Half (51%) of those who advise on defined benefit (DB) schemes believe the proposed ban on contingent charging would result in a fall in demand for DB advice, according to research from Aegon.
The life giant also found advisers believe a fall in demand for DB transfer advice would widen the advice gap. The research was carried out in the wake of the Financial Conduct Authority's (FCA) proposal to ban contingent charging.
In consultation paper CP19/25, which was published 30 July, the regulator expressed concern too many advisers were delivering poor advice - much of it driven by conflicts of interest in the way they are remunerated.
The FCA has recognised the difficulty some individuals will face if they have to pay for advice upfront and we welcome the proposed ‘carve-outs' for those with specific life-shortening conditions or with significant financial difficulties"
Aegon also found a fifth (21%) of advisers were confident a ban would not result in demand for DB transfer advice falling. More than a quarter (28%) of advisers meanwhile remained "neutral" on the question.
The platform and pensions company also found three-fifths (58%) of advisers arguing the lack of a triage facility was harming the market. This followed the regulator's confirmation it was unable to allow a more personalised approach to pre-advice triage on DB transfers because it would be classed as regulated advice.

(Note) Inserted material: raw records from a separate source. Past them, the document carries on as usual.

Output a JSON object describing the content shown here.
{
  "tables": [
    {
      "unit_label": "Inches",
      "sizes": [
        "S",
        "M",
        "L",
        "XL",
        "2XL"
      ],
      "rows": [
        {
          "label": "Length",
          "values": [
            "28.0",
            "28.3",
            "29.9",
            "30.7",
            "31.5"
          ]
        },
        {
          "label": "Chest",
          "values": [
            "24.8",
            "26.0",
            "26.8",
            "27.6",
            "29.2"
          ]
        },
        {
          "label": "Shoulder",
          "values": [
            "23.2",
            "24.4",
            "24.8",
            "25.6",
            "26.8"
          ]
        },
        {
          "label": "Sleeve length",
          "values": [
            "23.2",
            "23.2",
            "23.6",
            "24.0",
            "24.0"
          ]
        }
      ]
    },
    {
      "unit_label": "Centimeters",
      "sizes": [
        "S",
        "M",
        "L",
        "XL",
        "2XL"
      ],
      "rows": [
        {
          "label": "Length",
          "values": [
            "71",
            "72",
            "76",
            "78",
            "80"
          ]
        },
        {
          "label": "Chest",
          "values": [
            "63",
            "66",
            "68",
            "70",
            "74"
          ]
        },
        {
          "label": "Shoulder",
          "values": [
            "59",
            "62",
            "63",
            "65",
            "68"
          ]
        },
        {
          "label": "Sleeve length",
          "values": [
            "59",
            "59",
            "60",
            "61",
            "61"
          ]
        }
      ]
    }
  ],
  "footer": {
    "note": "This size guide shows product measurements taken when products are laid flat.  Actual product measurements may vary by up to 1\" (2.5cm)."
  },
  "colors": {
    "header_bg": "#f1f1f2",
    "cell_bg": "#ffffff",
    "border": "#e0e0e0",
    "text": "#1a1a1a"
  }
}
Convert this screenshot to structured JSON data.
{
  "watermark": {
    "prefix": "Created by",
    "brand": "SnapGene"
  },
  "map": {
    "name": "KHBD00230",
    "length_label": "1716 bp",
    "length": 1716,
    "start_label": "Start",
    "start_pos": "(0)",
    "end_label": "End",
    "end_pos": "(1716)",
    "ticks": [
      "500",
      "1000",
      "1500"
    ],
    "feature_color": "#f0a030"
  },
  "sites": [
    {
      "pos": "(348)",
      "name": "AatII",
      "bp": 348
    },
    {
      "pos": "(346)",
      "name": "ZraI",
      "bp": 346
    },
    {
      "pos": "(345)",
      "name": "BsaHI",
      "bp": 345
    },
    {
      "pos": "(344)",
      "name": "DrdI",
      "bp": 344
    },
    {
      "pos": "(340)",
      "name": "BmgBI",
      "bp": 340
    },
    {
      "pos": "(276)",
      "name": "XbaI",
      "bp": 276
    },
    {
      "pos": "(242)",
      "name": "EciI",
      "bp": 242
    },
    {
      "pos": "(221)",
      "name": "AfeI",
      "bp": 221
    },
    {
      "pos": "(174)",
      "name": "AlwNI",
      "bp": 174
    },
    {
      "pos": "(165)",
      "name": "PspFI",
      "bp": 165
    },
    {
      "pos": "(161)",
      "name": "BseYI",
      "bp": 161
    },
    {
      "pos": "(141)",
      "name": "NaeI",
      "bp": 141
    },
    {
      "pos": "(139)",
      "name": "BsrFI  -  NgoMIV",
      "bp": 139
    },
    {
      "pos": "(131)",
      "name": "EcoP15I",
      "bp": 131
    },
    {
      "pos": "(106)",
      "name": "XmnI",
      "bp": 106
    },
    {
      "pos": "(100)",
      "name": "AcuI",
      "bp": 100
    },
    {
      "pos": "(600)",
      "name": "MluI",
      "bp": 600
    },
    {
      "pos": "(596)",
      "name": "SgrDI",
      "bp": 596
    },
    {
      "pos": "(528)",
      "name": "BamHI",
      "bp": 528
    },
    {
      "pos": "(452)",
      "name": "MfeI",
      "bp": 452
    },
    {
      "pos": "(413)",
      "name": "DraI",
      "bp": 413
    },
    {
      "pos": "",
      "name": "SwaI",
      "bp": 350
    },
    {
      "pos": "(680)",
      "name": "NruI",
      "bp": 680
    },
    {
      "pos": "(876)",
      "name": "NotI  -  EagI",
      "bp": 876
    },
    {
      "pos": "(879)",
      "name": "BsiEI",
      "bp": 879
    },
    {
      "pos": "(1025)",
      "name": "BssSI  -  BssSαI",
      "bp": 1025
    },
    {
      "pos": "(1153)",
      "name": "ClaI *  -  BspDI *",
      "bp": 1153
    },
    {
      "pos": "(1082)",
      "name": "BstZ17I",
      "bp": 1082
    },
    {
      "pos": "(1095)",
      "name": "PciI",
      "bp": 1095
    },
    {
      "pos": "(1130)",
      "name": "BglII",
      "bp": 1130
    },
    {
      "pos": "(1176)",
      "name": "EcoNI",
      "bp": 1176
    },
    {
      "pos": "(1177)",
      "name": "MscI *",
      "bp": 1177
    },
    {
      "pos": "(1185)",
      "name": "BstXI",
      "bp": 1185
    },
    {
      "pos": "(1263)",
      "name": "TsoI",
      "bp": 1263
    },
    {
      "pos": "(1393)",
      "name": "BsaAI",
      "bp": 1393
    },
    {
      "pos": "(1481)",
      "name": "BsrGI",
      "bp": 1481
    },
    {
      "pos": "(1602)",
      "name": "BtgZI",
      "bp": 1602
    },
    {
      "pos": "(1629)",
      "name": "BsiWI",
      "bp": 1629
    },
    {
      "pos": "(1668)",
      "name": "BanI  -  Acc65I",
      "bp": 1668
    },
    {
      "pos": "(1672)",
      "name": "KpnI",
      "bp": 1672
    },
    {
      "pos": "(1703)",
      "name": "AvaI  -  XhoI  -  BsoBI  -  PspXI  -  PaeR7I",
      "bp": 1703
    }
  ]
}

Aegon pensions director Steven Cameron (pictured) said contingent charging for DB advice had proved particularly contentious. "Some argue contingent charging created unmanageable conflicts of interest, while others point to a ban making advice for some individuals unaffordable," he said.
"The FCA has recognised the difficulty some individuals will face if they have to pay for advice upfront and we welcome the proposed ‘carve-outs' for those with specific life-shortening conditions or with significant financial difficulties.
"But this will only help a small minority. For others, the key may be to make the new form of ‘abridged advice' workable."